In terms of section 101(1) of the 2002 Act it was not for the Tribunal
to consider whether the adjudicator had in general erred in his decision. The appeal to them was "on a point of
law". They were therefore entitled to interfere
with the adjudicator's decision on matters of fact only if there was no
evidence before the adjudicator sufficient to support the conclusion which he
reached, or the decision was irrational.
[17] It seems to us
that the Tribunal has approached the question of internal flight as if it were
a tribunal of first instance, or an appellate tribunal entitled to address
matters of fact de novo. Although it is not a matter which we need
decide, the Tribunal's reasoning may well provide support for a decision
adverse to the appellant on the question of internal flight. But the fact that a case can be made for
deciding the question against the appellant on a different interpretation of
the evidence does not mean that it can be affirmed that the adjudicator's interpretation
was one for which there was no sufficient support in the evidence. The issue comes to be whether the adjudicator
was entitled to infer from the evidence before him that internal flight was not
an available option for the appellant.
That issue is not resolved, as the Tribunal seeks to resolve it, by
building a case for drawing a different inference.
[18] In our
opinion, the adjudicator was entitled, on the evidence before him, to draw the
inference that internal flight was not a viable option for the appellant. He was entitled to distinguish C (Russia) in the way he did. He had before him an appellant whose evidence
as to the persecution he suffered was found to be wholly credible and was
corroborated by his wife, who was also found to be wholly credible. He also, on the basis of the credible
evidence of the appellant and his wife, found it established that the appellant
had a well-founded fear of persecution if he returned to the part of Russia
from which he had come. It is of
significance, in our view, that the persecution which the appellant had
suffered was at the hands of the militia of the Department of Internal Affairs
(see paragraph 37 of the adjudicator's determination), and that the appellant
had failed to obtain any redress from the authorities and had no rational
expectation of such redress (see paragraph 32).

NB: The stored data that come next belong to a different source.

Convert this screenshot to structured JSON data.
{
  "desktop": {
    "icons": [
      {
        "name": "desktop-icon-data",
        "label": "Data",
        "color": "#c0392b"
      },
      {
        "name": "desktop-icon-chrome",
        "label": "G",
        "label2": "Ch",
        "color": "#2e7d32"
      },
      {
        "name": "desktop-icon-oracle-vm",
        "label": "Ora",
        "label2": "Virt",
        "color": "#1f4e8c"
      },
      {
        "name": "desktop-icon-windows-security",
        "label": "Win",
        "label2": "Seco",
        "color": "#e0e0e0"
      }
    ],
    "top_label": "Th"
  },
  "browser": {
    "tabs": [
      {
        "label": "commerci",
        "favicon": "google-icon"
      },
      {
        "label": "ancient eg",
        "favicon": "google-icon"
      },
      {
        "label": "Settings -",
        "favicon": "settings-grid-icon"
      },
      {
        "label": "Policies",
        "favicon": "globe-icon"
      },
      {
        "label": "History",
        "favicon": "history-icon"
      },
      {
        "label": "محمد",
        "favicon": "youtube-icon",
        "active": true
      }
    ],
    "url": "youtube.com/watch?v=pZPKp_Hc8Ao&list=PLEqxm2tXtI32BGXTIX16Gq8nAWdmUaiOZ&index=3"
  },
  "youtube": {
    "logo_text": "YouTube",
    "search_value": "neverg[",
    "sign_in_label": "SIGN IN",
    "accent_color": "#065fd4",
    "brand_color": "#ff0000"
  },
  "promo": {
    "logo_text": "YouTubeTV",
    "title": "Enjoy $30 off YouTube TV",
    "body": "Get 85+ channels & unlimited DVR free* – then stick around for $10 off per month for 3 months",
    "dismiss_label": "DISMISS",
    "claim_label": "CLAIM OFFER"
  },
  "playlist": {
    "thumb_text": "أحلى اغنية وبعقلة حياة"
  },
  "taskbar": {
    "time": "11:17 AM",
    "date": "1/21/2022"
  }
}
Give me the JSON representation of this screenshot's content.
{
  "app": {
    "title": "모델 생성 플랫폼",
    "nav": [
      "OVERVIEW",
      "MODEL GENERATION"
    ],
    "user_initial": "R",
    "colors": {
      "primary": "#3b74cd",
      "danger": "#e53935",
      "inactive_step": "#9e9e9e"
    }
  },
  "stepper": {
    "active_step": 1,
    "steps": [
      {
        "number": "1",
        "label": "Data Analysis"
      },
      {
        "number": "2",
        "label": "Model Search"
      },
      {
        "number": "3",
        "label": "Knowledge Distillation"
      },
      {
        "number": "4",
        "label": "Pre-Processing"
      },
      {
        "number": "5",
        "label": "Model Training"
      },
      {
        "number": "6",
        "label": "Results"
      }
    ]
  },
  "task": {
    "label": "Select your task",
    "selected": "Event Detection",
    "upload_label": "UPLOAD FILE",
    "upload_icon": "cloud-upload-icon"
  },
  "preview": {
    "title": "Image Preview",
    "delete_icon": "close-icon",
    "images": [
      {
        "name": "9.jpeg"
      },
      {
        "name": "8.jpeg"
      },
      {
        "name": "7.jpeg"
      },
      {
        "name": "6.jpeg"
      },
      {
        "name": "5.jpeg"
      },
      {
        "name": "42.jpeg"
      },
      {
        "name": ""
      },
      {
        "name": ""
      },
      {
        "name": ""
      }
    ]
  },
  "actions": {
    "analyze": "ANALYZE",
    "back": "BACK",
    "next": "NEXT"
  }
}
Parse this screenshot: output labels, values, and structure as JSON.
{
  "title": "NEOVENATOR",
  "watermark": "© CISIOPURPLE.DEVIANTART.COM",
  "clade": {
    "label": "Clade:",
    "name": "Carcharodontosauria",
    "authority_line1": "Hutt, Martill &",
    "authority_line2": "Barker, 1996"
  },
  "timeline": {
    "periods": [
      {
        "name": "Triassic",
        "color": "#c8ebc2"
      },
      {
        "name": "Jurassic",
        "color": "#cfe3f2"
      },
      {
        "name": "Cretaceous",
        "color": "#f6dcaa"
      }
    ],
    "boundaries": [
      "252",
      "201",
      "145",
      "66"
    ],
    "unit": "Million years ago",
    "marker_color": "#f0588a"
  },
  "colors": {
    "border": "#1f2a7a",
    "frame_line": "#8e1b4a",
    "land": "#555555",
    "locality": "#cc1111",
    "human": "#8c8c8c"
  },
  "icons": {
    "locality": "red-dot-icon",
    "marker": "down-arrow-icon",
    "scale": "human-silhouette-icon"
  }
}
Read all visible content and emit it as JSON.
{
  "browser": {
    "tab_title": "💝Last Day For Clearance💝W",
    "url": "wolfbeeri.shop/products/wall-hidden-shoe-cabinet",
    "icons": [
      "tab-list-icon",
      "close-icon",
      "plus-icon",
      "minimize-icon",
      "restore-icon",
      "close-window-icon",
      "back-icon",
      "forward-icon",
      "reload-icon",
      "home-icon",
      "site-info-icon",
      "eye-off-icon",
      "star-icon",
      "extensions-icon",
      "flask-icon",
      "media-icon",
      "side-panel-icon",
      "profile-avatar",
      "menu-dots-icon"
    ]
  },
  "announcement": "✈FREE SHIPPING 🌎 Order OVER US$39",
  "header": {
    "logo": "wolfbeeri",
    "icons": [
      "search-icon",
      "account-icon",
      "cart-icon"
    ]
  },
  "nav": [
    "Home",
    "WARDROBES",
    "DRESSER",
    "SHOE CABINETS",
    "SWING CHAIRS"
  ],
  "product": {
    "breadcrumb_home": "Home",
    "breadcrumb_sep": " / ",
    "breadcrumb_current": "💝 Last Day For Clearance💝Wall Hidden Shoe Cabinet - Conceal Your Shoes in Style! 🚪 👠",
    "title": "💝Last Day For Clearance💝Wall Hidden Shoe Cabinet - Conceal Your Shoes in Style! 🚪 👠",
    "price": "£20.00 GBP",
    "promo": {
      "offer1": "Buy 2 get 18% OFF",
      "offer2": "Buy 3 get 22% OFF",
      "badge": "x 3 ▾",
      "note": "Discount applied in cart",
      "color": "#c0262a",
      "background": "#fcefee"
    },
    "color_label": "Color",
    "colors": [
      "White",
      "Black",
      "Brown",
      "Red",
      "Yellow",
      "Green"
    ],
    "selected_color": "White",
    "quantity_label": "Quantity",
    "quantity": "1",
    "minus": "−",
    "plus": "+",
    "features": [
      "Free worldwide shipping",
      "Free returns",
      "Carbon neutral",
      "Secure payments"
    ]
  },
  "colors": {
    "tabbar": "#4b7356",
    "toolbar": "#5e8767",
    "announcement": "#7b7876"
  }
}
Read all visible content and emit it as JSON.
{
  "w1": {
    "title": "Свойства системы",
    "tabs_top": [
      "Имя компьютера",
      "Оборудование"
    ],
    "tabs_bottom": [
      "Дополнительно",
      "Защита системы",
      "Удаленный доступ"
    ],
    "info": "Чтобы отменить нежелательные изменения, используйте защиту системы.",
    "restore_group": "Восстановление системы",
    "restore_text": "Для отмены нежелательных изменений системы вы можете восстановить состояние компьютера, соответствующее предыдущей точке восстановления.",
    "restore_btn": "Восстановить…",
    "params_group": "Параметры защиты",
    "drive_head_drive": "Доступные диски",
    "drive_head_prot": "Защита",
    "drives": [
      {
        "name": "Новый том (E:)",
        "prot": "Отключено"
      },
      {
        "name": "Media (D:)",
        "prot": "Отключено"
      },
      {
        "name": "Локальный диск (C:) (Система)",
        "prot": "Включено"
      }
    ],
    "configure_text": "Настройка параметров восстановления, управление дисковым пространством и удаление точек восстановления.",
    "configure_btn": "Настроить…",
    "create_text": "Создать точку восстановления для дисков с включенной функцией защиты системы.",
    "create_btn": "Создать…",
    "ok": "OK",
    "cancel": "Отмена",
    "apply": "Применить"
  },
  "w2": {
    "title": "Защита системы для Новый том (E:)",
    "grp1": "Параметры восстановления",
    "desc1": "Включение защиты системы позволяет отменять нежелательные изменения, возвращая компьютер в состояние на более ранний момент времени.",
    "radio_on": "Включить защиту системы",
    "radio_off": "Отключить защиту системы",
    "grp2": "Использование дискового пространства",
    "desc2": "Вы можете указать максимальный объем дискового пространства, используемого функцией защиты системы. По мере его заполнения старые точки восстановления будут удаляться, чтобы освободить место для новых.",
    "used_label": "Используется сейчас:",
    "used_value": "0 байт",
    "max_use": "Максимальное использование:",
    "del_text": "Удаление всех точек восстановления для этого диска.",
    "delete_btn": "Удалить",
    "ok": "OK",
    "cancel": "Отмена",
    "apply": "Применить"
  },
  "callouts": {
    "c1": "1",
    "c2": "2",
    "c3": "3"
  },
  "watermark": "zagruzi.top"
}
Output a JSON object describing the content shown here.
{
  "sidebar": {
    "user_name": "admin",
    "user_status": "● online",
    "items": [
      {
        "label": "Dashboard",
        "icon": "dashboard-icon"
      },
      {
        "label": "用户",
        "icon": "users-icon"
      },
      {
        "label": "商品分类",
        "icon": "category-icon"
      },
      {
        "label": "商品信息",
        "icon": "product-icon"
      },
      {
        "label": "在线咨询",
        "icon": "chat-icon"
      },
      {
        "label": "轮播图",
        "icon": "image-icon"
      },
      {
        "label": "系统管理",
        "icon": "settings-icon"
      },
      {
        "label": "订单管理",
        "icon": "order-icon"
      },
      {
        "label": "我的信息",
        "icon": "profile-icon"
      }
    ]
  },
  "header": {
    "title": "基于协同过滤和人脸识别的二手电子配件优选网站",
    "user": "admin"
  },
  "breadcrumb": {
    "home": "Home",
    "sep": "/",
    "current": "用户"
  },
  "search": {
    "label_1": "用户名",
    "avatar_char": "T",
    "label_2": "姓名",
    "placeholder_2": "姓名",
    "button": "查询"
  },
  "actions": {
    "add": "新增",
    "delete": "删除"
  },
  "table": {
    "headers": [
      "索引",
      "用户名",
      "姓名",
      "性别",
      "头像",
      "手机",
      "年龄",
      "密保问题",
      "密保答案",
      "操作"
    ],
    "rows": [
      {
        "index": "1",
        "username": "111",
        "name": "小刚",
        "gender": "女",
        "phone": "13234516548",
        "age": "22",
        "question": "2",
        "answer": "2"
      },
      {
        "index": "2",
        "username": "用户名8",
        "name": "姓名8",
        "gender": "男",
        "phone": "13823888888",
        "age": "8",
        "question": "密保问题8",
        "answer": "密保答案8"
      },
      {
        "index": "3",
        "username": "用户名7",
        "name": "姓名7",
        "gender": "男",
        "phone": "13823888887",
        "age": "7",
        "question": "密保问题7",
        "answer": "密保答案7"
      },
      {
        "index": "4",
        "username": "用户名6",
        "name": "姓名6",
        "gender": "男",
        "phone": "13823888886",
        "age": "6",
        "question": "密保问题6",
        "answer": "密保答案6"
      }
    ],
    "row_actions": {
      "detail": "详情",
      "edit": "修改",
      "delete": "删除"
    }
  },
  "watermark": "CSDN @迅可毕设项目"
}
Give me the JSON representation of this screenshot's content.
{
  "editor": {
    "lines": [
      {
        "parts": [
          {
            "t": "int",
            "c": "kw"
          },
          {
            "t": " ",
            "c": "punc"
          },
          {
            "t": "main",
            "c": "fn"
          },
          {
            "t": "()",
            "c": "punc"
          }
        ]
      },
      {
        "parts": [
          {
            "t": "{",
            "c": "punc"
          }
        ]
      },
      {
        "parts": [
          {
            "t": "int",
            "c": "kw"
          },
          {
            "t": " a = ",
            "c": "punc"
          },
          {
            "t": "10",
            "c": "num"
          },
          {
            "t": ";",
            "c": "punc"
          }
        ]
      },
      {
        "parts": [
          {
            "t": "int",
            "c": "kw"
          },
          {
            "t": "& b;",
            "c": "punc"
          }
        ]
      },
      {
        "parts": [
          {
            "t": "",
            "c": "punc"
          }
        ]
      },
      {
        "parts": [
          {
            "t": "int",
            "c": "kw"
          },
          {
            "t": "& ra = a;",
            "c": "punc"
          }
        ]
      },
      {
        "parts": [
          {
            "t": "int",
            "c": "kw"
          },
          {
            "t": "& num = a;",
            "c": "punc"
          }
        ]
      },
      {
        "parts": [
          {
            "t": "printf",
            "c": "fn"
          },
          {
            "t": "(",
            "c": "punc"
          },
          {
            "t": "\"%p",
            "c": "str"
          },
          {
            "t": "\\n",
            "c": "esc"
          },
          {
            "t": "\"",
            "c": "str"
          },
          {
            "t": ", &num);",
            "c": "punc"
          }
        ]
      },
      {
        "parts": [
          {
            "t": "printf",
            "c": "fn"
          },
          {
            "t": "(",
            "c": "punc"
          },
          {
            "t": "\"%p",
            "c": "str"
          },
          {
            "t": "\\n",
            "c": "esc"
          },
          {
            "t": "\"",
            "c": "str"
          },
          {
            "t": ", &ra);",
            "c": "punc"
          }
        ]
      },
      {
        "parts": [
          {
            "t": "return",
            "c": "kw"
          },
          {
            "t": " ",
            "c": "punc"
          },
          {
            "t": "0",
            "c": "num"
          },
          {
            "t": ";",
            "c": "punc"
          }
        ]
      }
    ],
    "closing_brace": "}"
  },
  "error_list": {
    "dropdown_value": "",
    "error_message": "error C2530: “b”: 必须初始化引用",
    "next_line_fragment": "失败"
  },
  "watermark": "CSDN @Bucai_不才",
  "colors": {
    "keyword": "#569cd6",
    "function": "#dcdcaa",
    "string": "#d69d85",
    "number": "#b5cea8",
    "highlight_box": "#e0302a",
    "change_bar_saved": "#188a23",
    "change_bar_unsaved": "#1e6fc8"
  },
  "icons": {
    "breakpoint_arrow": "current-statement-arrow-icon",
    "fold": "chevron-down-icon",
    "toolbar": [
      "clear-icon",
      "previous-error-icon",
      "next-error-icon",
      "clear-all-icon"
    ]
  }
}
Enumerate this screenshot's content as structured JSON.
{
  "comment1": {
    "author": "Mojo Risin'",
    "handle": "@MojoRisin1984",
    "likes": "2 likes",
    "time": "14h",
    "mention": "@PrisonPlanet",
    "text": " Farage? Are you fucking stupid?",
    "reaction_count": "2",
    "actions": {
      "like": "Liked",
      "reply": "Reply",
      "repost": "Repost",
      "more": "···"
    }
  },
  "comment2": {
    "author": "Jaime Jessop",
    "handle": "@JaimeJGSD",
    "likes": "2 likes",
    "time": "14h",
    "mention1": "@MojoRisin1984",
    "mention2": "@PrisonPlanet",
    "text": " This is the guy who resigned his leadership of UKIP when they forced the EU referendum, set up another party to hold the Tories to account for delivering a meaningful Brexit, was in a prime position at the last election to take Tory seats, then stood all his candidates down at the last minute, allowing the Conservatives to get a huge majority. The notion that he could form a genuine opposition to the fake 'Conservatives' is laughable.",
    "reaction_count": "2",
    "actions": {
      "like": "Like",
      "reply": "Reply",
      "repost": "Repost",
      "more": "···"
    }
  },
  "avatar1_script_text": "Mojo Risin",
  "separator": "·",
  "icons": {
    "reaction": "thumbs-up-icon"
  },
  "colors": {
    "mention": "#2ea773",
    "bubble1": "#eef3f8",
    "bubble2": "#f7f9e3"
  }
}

That is the background against which the adjudicator was entitled to
weigh the significance of the evidence that he had twice attempted to relocate
within Russia,
and twice failed because of his history of political activity. In our view, that evidence, against the
background which we have mentioned, entitled the adjudicator to draw the
inference that internal relocation was not a viable option for the appellant.
Further failure to obtain a propiska to
relocate would result in the appellant having to return to Orel,
the very place in which he was at risk of persecution. Although it is possible to analyse the
circumstances differently, as the Tribunal does in its determination, it cannot
in our opinion be said that there was no sufficient basis in the evidence for
the inference which the adjudicator drew.
We are therefore of opinion that the Tribunal erred in finding that the
adjudicator had committed an error of law.
The Tribunal was therefore in our opinion not entitled to substitute its
view of the facts for that taken by the adjudicator.
Result
[19] In these
circumstances, we allow the appellant's appeal against the determination of the
Tribunal of 27 July 2004,
and, in accordance with our power under section 103B(4)(b)
of the 2002 Act (as amended by the Asylum and Immigration (Treatment of
Claimants etc.) Act 2004), read with section 102(1)(a)
of the 2002 Act, affirm the adjudicator's determination of 2 February 2004.